UK Coaching’s Director of Coaching Emma Atkins, said:
"We know that great coaching can drive positive sport and physical activity experiences, helping to deliver a healthier, more active and cohesive society.
"Coaching Week 2019 will not only demonstrate the value of coaching to communities and how coaches improve social connections and wellbeing, but create a movement that brings great coaching to the lives of many more people."
UK Coaching’s CEO Mark Gannon, said:
"Great coaching can have a transformative effect on physical and mental well-being, and on individual, social and economic development. It can increase self-esteem and self-worth, boost confidence and encourage resilient habits. Importantly, these effects are felt by both the participant and the coach.
"The purpose of Coaching Week is to extend what we already know to as many people as possible. We want more people, including partners and stakeholders, to see coaching as part of a solution to problems within our communities, for the benefit of everyone."
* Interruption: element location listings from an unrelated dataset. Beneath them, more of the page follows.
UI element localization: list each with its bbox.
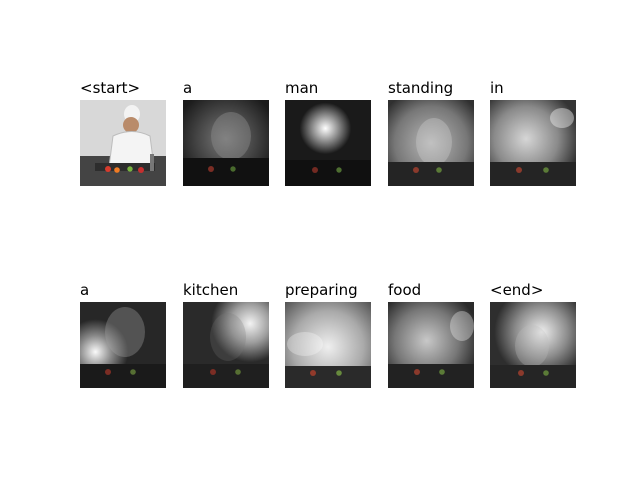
attention-frame — [285, 302, 371, 388]
word-label: <start> — [80, 78, 147, 100]
panel-kitchen: kitchen — [183, 280, 269, 388]
attention-frame — [490, 302, 576, 388]
attention-map — [183, 100, 269, 186]
panel-standing: standing — [388, 78, 474, 186]
panel-a-2: a — [80, 280, 166, 388]
attention-frame — [388, 100, 474, 186]
attention-map — [490, 302, 576, 388]
attention-frame — [183, 302, 269, 388]
panel-in: in — [490, 78, 576, 186]
attention-frame — [490, 100, 576, 186]
attention-frame — [80, 100, 166, 186]
word-label: <end> — [490, 280, 550, 302]
attention-map — [183, 302, 269, 388]
word-label: kitchen — [183, 280, 245, 302]
attention-frame — [183, 100, 269, 186]
attention-map — [388, 100, 474, 186]
word-label: a — [183, 78, 199, 100]
word-label: food — [388, 280, 428, 302]
panel-food: food — [388, 280, 474, 388]
attention-frame — [388, 302, 474, 388]
panel-preparing: preparing — [285, 280, 371, 388]
panel-end: <end> — [490, 280, 576, 388]
attention-map — [388, 302, 474, 388]
word-label: preparing — [285, 280, 364, 302]
panel-start: <start> — [80, 78, 166, 186]
chef-photo — [80, 100, 166, 186]
attention-map — [490, 100, 576, 186]
attention-map — [80, 302, 166, 388]
attention-map — [285, 100, 371, 186]
panel-man: man — [285, 78, 371, 186]
word-label: in — [490, 78, 510, 100]
attention-frame — [285, 100, 371, 186]
word-label: a — [80, 280, 96, 302]
attention-map — [285, 302, 371, 388]
word-label: man — [285, 78, 325, 100]
attention-frame — [80, 302, 166, 388]
word-label: standing — [388, 78, 460, 100]
panel-a: a — [183, 78, 269, 186]
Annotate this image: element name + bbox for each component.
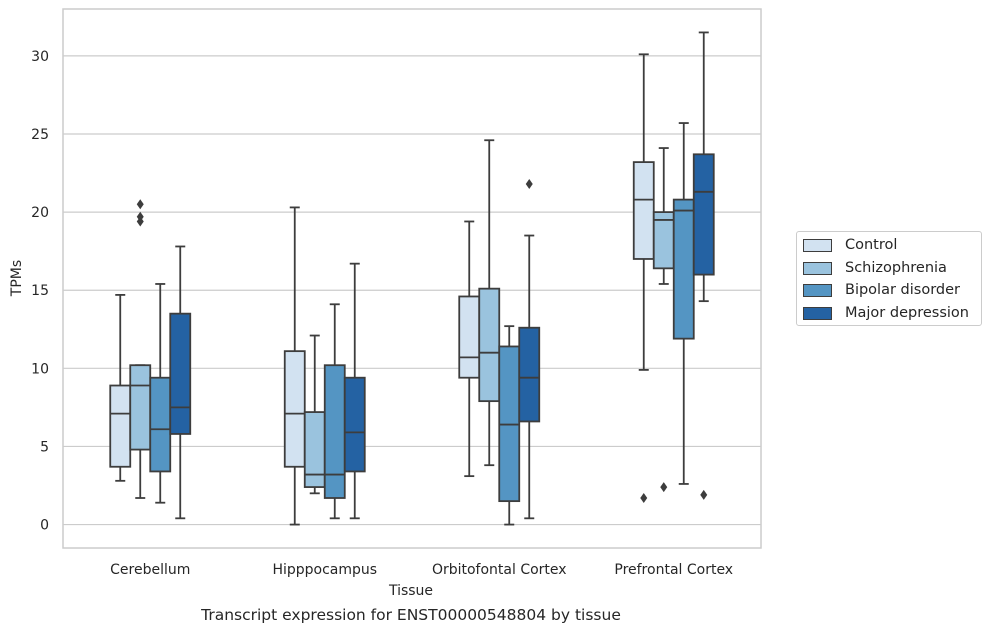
outlier-0 <box>640 493 648 504</box>
box-1-3 <box>652 147 675 493</box>
y-tick-labels: 0 5 10 15 20 25 30 <box>31 49 49 534</box>
plot-area-frame <box>62 8 762 549</box>
legend: Control Schizophrenia Bipolar disorder M… <box>796 231 982 326</box>
box-2-3 <box>672 122 695 485</box>
box-0-3 <box>632 53 655 504</box>
box-3-1 <box>343 262 366 520</box>
box-1-1 <box>303 334 326 495</box>
box-0-1 <box>283 206 306 526</box>
outlier-0 <box>700 489 708 500</box>
box-0-0 <box>109 294 132 482</box>
box-2-2 <box>498 325 521 526</box>
y-tick-label-0: 0 <box>40 518 49 534</box>
y-tick-label-10: 10 <box>31 361 49 377</box>
outlier-0 <box>525 178 533 189</box>
chart-caption: Transcript expression for ENST0000054880… <box>201 606 621 624</box>
boxes <box>109 31 715 526</box>
box-body <box>343 376 366 473</box>
box-1-0 <box>129 199 152 499</box>
x-axis-label: Tissue <box>388 583 433 599</box>
outlier-0 <box>660 482 668 493</box>
box-body <box>518 326 541 423</box>
y-tick-label-5: 5 <box>40 439 49 455</box>
legend-item-schizophrenia: Schizophrenia <box>803 258 947 278</box>
box-body <box>478 287 501 403</box>
box-1-2 <box>478 139 501 467</box>
y-tick-label-20: 20 <box>31 205 49 221</box>
box-body <box>672 198 695 340</box>
box-body <box>458 295 481 379</box>
legend-item-major-depression: Major depression <box>803 303 969 323</box>
legend-swatch-major-depression <box>803 306 832 320</box>
y-axis-label: TPMs <box>9 260 25 297</box>
legend-label-major-depression: Major depression <box>845 305 969 321</box>
legend-swatch-control <box>803 238 832 252</box>
box-body <box>149 376 172 473</box>
legend-swatch-schizophrenia <box>803 261 832 275</box>
box-body <box>109 384 132 468</box>
box-body <box>692 153 715 276</box>
x-tick-label-3: Prefrontal Cortex <box>614 562 733 578</box>
x-tick-label-0: Cerebellum <box>110 562 190 578</box>
legend-item-bipolar-disorder: Bipolar disorder <box>803 280 960 300</box>
legend-label-schizophrenia: Schizophrenia <box>845 260 947 276</box>
legend-item-control: Control <box>803 235 897 255</box>
box-2-0 <box>149 283 172 504</box>
box-3-3 <box>692 31 715 500</box>
x-tick-labels: Cerebellum Hipppocampus Orbitofontal Corte… <box>110 562 733 578</box>
box-body <box>632 161 655 260</box>
legend-label-control: Control <box>845 237 898 253</box>
x-tick-label-1: Hipppocampus <box>272 562 377 578</box>
y-tick-label-30: 30 <box>31 49 49 65</box>
legend-label-bipolar-disorder: Bipolar disorder <box>845 282 960 298</box>
box-2-1 <box>323 303 346 520</box>
y-tick-label-25: 25 <box>31 127 49 143</box>
legend-swatch-bipolar-disorder <box>803 283 832 297</box>
x-tick-label-2: Orbitofontal Cortex <box>432 562 567 578</box>
box-body <box>129 364 152 451</box>
outlier-1 <box>136 211 144 222</box>
box-3-0 <box>169 245 192 520</box>
box-body <box>283 350 306 468</box>
box-body <box>323 364 346 499</box>
box-body <box>169 312 192 435</box>
y-tick-label-15: 15 <box>31 283 49 299</box>
box-3-2 <box>518 178 541 520</box>
outlier-2 <box>136 199 144 210</box>
box-0-2 <box>458 220 481 478</box>
box-body <box>303 411 326 488</box>
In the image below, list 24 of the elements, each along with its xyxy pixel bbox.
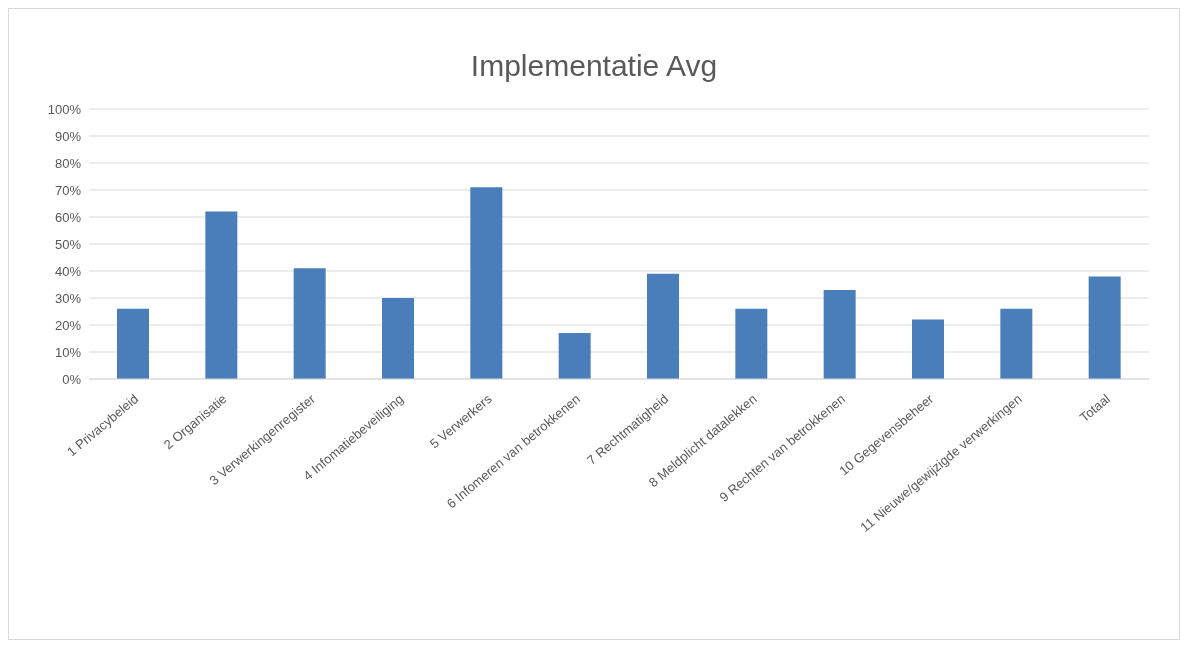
- bar: [382, 298, 414, 379]
- bar: [1088, 276, 1121, 379]
- bar: [293, 268, 326, 379]
- bar: [735, 308, 768, 379]
- y-tick-label: 100%: [47, 101, 82, 117]
- bar: [1000, 308, 1033, 379]
- y-tick-label: 70%: [54, 182, 82, 198]
- y-tick-label: 90%: [54, 128, 82, 144]
- bar: [558, 333, 591, 379]
- bar: [647, 273, 679, 379]
- y-tick-label: 40%: [54, 263, 82, 279]
- y-tick-label: 30%: [54, 290, 82, 306]
- bar: [205, 211, 238, 379]
- bar: [912, 319, 944, 379]
- y-tick-label: 60%: [54, 209, 82, 225]
- y-tick-label: 10%: [54, 344, 82, 360]
- bar: [823, 289, 856, 379]
- y-tick-label: 50%: [54, 236, 82, 252]
- y-tick-label: 80%: [54, 155, 82, 171]
- y-tick-label: 0%: [62, 371, 82, 387]
- chart-title: Implementatie Avg: [469, 48, 719, 84]
- bar: [117, 308, 149, 379]
- bar: [470, 187, 503, 379]
- y-tick-label: 20%: [54, 317, 82, 333]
Leading tennis coach and supporter of Coaching Week Judy Murray, said:
"As a child I learned how to play both badminton and tennis through community clubs in Dunblane and I started out coaching as a volunteer at our local tennis club, so I have experienced the benefits of coaching in the community as both a recipient and a contributor.
"Coaches create the environments that help us to develop a sense of belonging and give us the opportunities to grow our social and physical skills.
"They are also the driving force behind participation in sport and physical activity in local communities across the UK, so I am delighted to see this as the focus of this year’s Coaching Week."